A newly released report provides evidence of China's heinous crime of removing Uyghur teenagers from their families and completely sinicizing them through forced assimilation.
On July 19, a report titled "Massive Kidnapping and Forced Assimilation of Uyghur Teenagers in China" was published on the official website of the "East Turkistan National Interest Center". This report details the unprecedented historical repression taking place in East Turkistan, and shows strong evidence that Chinese Uyghur teenagers have been taken from their families for the purpose of sinicization and forced assimilation.
The report was jointly prepared by Dr. Magnus Fiskecio from Cornell University and independent researcher Mrs. Rukia Turdush. The report emphasizes that the largest crimes of child abduction and forced assimilation are currently taking place in East Turkistan under Chinese colonial rule. The report states that China has carried out a series of mass abductions targeting Uyghur, Kazakh, and other Turkic children in East Turkistan as part of China's crackdown on the region.
The report shows that although China started mass abductions in 2017, China's suppression actually started in 1949. China's removal of Uyghur children from their families can be traced back to China's immigration-colonial policies. This crime affects hundreds of thousands of children in China.

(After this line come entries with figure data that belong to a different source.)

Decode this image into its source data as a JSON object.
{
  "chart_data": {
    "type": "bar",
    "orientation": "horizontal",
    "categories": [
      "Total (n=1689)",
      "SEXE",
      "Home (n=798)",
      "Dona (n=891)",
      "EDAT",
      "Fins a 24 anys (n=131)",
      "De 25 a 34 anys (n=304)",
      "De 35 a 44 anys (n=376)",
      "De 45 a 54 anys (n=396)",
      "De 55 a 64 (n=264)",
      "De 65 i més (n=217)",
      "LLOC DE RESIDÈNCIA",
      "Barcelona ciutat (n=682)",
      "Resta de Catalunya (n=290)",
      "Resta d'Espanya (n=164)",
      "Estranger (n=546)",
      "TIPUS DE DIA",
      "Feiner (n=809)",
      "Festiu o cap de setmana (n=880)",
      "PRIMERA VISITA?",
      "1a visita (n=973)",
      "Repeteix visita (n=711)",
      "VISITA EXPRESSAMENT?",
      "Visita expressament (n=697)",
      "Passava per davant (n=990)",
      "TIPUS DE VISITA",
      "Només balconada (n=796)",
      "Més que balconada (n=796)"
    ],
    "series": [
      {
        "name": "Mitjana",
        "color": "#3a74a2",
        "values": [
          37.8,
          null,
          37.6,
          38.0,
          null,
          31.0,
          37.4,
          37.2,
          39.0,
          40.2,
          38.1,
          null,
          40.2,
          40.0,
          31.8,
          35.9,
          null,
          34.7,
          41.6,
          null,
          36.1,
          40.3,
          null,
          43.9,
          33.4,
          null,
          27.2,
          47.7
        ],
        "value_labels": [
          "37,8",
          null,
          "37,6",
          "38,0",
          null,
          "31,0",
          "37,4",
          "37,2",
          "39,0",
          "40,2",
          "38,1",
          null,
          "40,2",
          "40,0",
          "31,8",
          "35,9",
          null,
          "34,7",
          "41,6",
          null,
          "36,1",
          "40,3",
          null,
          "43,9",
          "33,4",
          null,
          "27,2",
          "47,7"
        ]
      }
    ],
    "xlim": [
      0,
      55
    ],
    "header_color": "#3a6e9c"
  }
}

According to the report, China sent Uyghur teenagers to so-called "special schools" and forcibly separated them from their families, relatives, language, and cultural environment, and prevented them from using their own language and writing.
According to the report, Uyghur teenagers who disobeyed China's rule were punished with beatings and torture. According to witnesses who recently testified about this, Uyghur teenagers were separated from their culture and mother tongue, so they forgot their mother tongue within two years and became unable to speak in their mother tongue.
The evidence in this report about the crimes of suppression and separation of Chinese Uyghur children from their families is taken from different sources. Among them are statements of witnesses, photos, and videos of guards in the so-called "Daryletham." In addition, details of China's crimes have been confirmed by Chinese social media and China's relevant authorities.
The authors prepared this report in conjunction with the October 27, 2023 event at Cornell University titled "Uyghur Youth in China's Genocide Movement."
Previously published reports on this matter also revealed that China had organized a children's camp under the name of "Yesli" by hiding Uyghur teenagers in abandoned government buildings and closed mosques in various places in East Turkistan. In order to hide these crimes from the international community, China has been naming its children's camps as the so-called "garden of angels," forbidding Uyghur teenagers from speaking their native language, forcibly separating children from their families when they cannot speak their language, and training them to be completely Chinese, completely separating them from their ethnic and religious identity. They are trying to assimilate and scale up their children's camps.